Let’s Stop Treating Addiction Like a Broken Ankle!
We wouldn't treat diabetes with a single emergency room visit and a handshake. We wouldn't tell a heart patient to come back only when things got bad again. And yet, for decades, that's essentially how America has approached addiction.
The result? Drug overdoses claimed over 100,000 lives annually in recent years. Alcohol-related deaths account for nearly 140,000 more every year. And according to SAMHSA, only about 1 in 15 Americans who need addiction treatment actually received it at a specialty facility. These aren't statistics about a system under strain, they exemplify a system that was never built for the job.
A framework developed by the Alliance for Addiction Payment Reform, called the Addiction Recovery Medical Home (ARMH), is making a compelling case that the problem isn't just clinical, but more rooted in financial incentives. Fixing how we pay for addiction care might be the key to fixing addiction care itself.
The Root of the Problem: How We Pay Shapes What We Do
Here's the uncomfortable truth: today's payment systems often reward the wrong things. Fee-for-service billing pays providers for each discrete service such as an ER visit, a stint in rehab, a prescription, or a counseling session. There's no financial incentive to keep someone in long-term recovery. There's also no bonus for the quiet, unglamorous work of following up with a patient six months after discharge.
If a patient relapses and cycles back through detox and the rest of the levels of the continuum of care , the system gets paid again. That's not anyone's fault within the system, it's just the math.
The ARMH flips that math. It proposes moving toward bundled payments tied to recovery outcomes, structured so that providers earn more when patients stay in recovery. This way the treatment provider shares in the financial risk when care is fragmented or incomplete. In plain terms: it incentivizes recovery, not relapse.
What the Model Actually Looks Like
The ARMH organizes care into three connected episodes:
Episode Zero: Stabilization - the emergency or acute phase where a patient first enters the system. This is still paid on a traditional fee-for-service basis.
Episode One: Active treatment and recovery initiation - a bundled payment model for moderate-to-severe cases, covering everything from residential care to outpatient services to medication management.
Episode Two: Community-based recovery management - a lower-intensity, longer-term episode that follows the patient into their everyday life for up to five years.
That last phase is where the model gets truly interesting. Most treatment programs end somewhere around Episode One. The ARMH doesn't. It recognizes that the first year of sobriety is just the beginning, and that the real work of holding a job, rebuilding relationships, and managing stress without substances happens over a period of time in the community
Critically, if a patient in Episode Two has a setback and needs higher-intensity care, the payment doesn't automatically escalate back to Episode One rates. This creates a real incentive for providers to prevent crises rather than profit from them.
“It Takes a Village” And the Model Builds One
The ARMH doesn't just change the payment structure.
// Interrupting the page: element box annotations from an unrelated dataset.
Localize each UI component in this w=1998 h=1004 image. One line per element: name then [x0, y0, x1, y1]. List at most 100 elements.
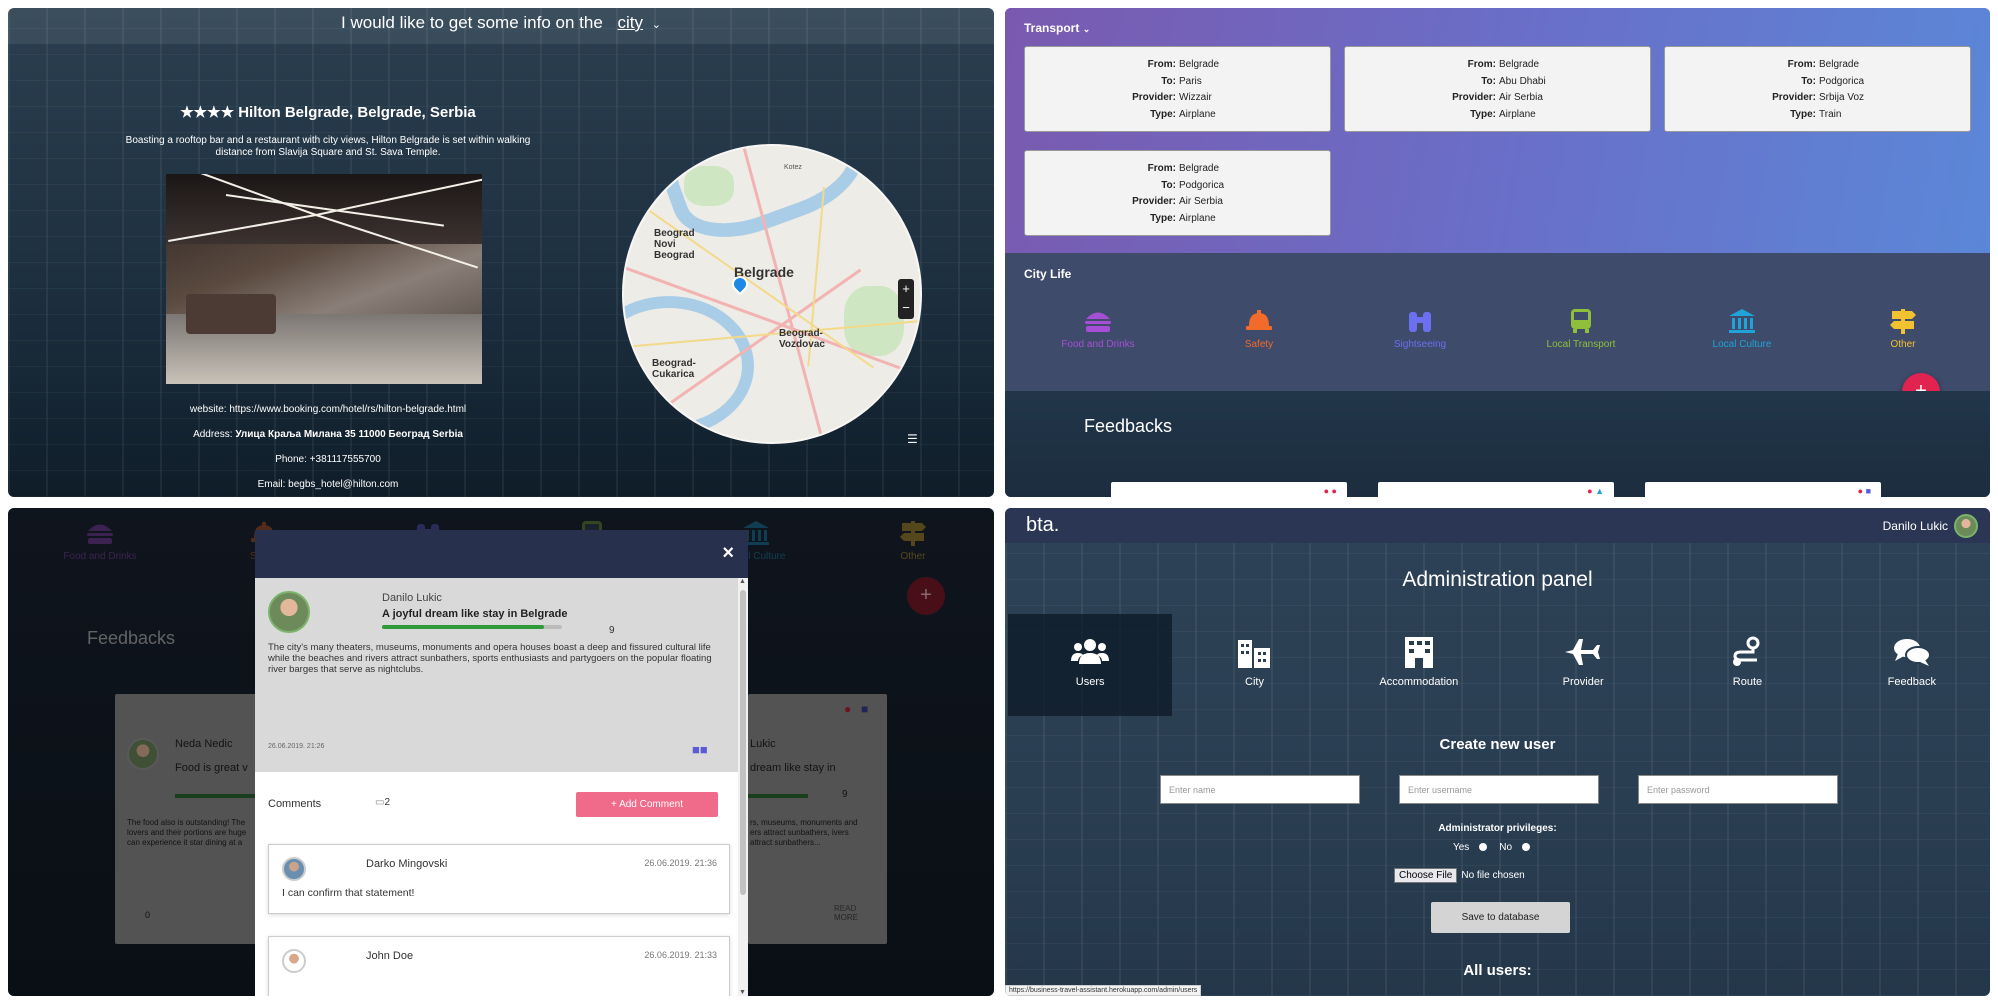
transport-type-row: Type: Airplane	[1025, 211, 1330, 228]
file-input: Choose File No file chosen	[1394, 868, 1525, 883]
scroll-down-icon[interactable]: ▼	[739, 989, 746, 996]
feedback-card[interactable]: ● ■	[1645, 482, 1881, 497]
map-label-cukarica: Beograd-Cukarica	[652, 358, 696, 380]
comments-header: Comments ▭2 + Add Comment	[255, 772, 738, 836]
no-radio[interactable]	[1522, 843, 1531, 852]
user-name[interactable]: Danilo Lukic	[1883, 519, 1948, 533]
chevron-down-icon[interactable]: ⌄	[1083, 24, 1091, 34]
modal-scrollbar[interactable]: ▲ ▼	[738, 578, 748, 996]
transport-to-value: Paris	[1179, 75, 1202, 87]
category-label: Other	[1890, 339, 1916, 350]
map-label-vozdovac: Beograd-Vozdovac	[779, 328, 825, 350]
avatar	[268, 591, 310, 633]
transport-provider-label: Provider:	[1452, 92, 1496, 103]
username-input[interactable]: Enter username	[1399, 775, 1599, 804]
layers-icon[interactable]: ☰	[907, 432, 918, 446]
scrollbar-thumb[interactable]	[740, 590, 746, 895]
category-local-culture[interactable]: Local Culture	[1682, 308, 1802, 350]
category-food-and-drinks[interactable]: Food and Drinks	[1038, 308, 1158, 350]
hotel-website[interactable]: website: https://www.booking.com/hotel/r…	[78, 404, 578, 415]
transport-provider-row: Provider: Srbija Voz	[1665, 90, 1970, 107]
password-input[interactable]: Enter password	[1638, 775, 1838, 804]
address-label: Address:	[193, 429, 233, 440]
tab-route[interactable]: Route	[1665, 614, 1829, 716]
transport-type-label: Type:	[1150, 212, 1176, 224]
tab-label: Accommodation	[1379, 676, 1459, 688]
feedback-card[interactable]: ● ▲	[1378, 482, 1614, 497]
city-map[interactable]: Beograd Novi Beograd Belgrade Beograd-Vo…	[622, 144, 922, 444]
category-label: Local Culture	[1712, 339, 1772, 350]
close-icon[interactable]: ×	[722, 542, 734, 565]
transport-provider-value: Wizzair	[1179, 92, 1212, 103]
transport-type-value: Train	[1819, 108, 1842, 120]
binoculars-icon: ■■	[692, 742, 708, 757]
transport-type-value: Airplane	[1179, 108, 1216, 120]
transport-to-label: To:	[1161, 179, 1176, 191]
choose-file-button[interactable]: Choose File	[1394, 868, 1458, 883]
tab-feedback[interactable]: Feedback	[1830, 614, 1990, 716]
transport-from-value: Belgrade	[1179, 59, 1220, 70]
hotel-phone: Phone: +381117555700	[275, 454, 381, 465]
hotel-address: Address: Улица Краља Милана 35 11000 Бео…	[78, 429, 578, 440]
file-status: No file chosen	[1461, 870, 1525, 881]
hotel-email[interactable]: Email: begbs_hotel@hilton.com	[78, 479, 578, 490]
zoom-out-icon[interactable]: −	[898, 298, 914, 317]
helmet-icon	[1244, 308, 1274, 334]
category-safety[interactable]: Safety	[1199, 308, 1319, 350]
zoom-in-icon[interactable]: +	[898, 279, 914, 298]
navbar: bta. Danilo Lukic	[1005, 508, 1990, 543]
yes-radio[interactable]	[1479, 843, 1488, 852]
comments-icon	[1892, 636, 1932, 668]
tab-provider[interactable]: Provider	[1501, 614, 1665, 716]
city-selector-prefix: I would like to get some info on the	[341, 13, 603, 32]
add-comment-button[interactable]: + Add Comment	[576, 792, 718, 817]
page-title: Administration panel	[1402, 568, 1593, 591]
rating-score: 9	[609, 625, 615, 636]
category-other[interactable]: Other	[1843, 308, 1963, 350]
tab-users[interactable]: Users	[1008, 614, 1173, 716]
transport-from-value: Belgrade	[1179, 163, 1220, 174]
post-date: 26.06.2019. 21:26	[268, 743, 325, 750]
transport-heading[interactable]: Transport ⌄	[1024, 21, 1090, 35]
map-zoom-control[interactable]: + −	[898, 279, 914, 319]
transport-provider-value: Srbija Voz	[1819, 92, 1865, 103]
feedback-card[interactable]: ● ●	[1111, 482, 1347, 497]
food-icon: ● ●	[1323, 486, 1337, 496]
transport-provider-row: Provider: Wizzair	[1025, 90, 1330, 107]
brand-logo[interactable]: bta.	[1026, 514, 1059, 537]
city-selector-bar: I would like to get some info on the cit…	[8, 8, 994, 44]
museum-icon	[1727, 308, 1757, 334]
transport-card[interactable]: From: Belgrade To: Podgorica Provider: Srbija…	[1664, 46, 1971, 132]
scroll-up-icon[interactable]: ▲	[739, 578, 746, 585]
transport-type-row: Type: Train	[1665, 107, 1970, 124]
category-local-transport[interactable]: Local Transport	[1521, 308, 1641, 350]
city-dropdown[interactable]: city	[618, 13, 644, 32]
comment-item: John Doe 26.06.2019. 21:33	[268, 936, 730, 996]
save-button[interactable]: Save to database	[1431, 902, 1570, 933]
transport-type-value: Airplane	[1179, 212, 1216, 224]
address-value: Улица Краља Милана 35 11000 Београд Serb…	[235, 429, 463, 440]
tab-accommodation[interactable]: Accommodation	[1337, 614, 1501, 716]
avatar[interactable]	[1954, 514, 1978, 538]
transport-from-label: From:	[1147, 163, 1176, 174]
transport-to-value: Podgorica	[1179, 179, 1225, 191]
tab-city[interactable]: City	[1172, 614, 1336, 716]
category-sightseeing[interactable]: Sightseeing	[1360, 308, 1480, 350]
tab-label: Route	[1732, 676, 1763, 688]
name-input[interactable]: Enter name	[1160, 775, 1360, 804]
transport-from-row: From: Belgrade	[1025, 161, 1330, 178]
transport-card[interactable]: From: Belgrade To: Paris Provider: Wizzair Typ…	[1024, 46, 1331, 132]
modal-body: Danilo Lukic A joyful dream like stay in…	[255, 578, 738, 996]
transport-to-value: Podgorica	[1819, 75, 1865, 87]
transport-to-label: To:	[1161, 75, 1176, 87]
transport-card[interactable]: From: Belgrade To: Podgorica Provider: Air Se…	[1024, 150, 1331, 236]
transport-provider-label: Provider:	[1132, 92, 1176, 103]
transport-type-label: Type:	[1790, 108, 1816, 120]
transport-from-row: From: Belgrade	[1665, 57, 1970, 74]
chevron-down-icon[interactable]: ⌄	[652, 19, 661, 31]
city-info-panel: Transport ⌄ From: Belgrade To: Paris Provide…	[1005, 8, 1990, 497]
transport-to-value: Abu Dhabi	[1499, 75, 1546, 87]
map-label-kotez: Kotez	[784, 164, 802, 171]
transport-card[interactable]: From: Belgrade To: Abu Dhabi Provider: Air Se…	[1344, 46, 1651, 132]
transport-type-label: Type:	[1470, 108, 1496, 120]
It defines a whole care team: a peer recovery coach (someone in recovery themselves), a care coordinator, a primary care provider, behavioral health specialists, and clinical pharmacists all working from a shared treatment and recovery plan.
The peer recovery coach is especially worth highlighting. This is someone who has lived through addiction and recovery, who can sit with a patient in the emergency room, help them navigate housing, and check in when things get hard. The model explicitly recognizes what advocates have known for years: that lived experience is a clinical asset, not just a nice-to-have.
The plan these teams build together isn't a one-time document. It's a living roadmap, updated as the patient's life changes, covering everything from medication to relationships to employment to spirituality.
What Policymakers Can Do With This
The ARMH is a consensus framework ready to be adopted. State Medicaid agencies, managed care organizations, and self-funded employers can all plug into this model. Several already are exploring it.
For those working in health policy, the asks are concrete:
Support value-based payment reforms for substance use disorder at the state and federal level
Fund the infrastructure that makes coordinated care possible: care coordinators, peer coaches, and shared electronic health records
Direct opioid settlement funds toward building integrated treatment networks rather than patching the existing fee-for-service system
Measure what matters by investing in long-term recovery metrics, not just 30-day readmission rates or treatment completion percentages which are not particularly useful metrics
The science on what works in addiction treatment has existed for decades. What's been missing is a payment system aligned with that science.
The Bottom Line
Addiction is a chronic disease. It doesn't resolve after one treatment episode any more than hypertension resolves after one prescription. The ARMH clearly and practically makes the case that our systems need to catch up to that reality.
The lives at stake aren't abstractions. They're people in every district, every state, every zip code in the country. Building a system that actually supports their recovery isn't just a health imperative. It's a policy choice we can make right now.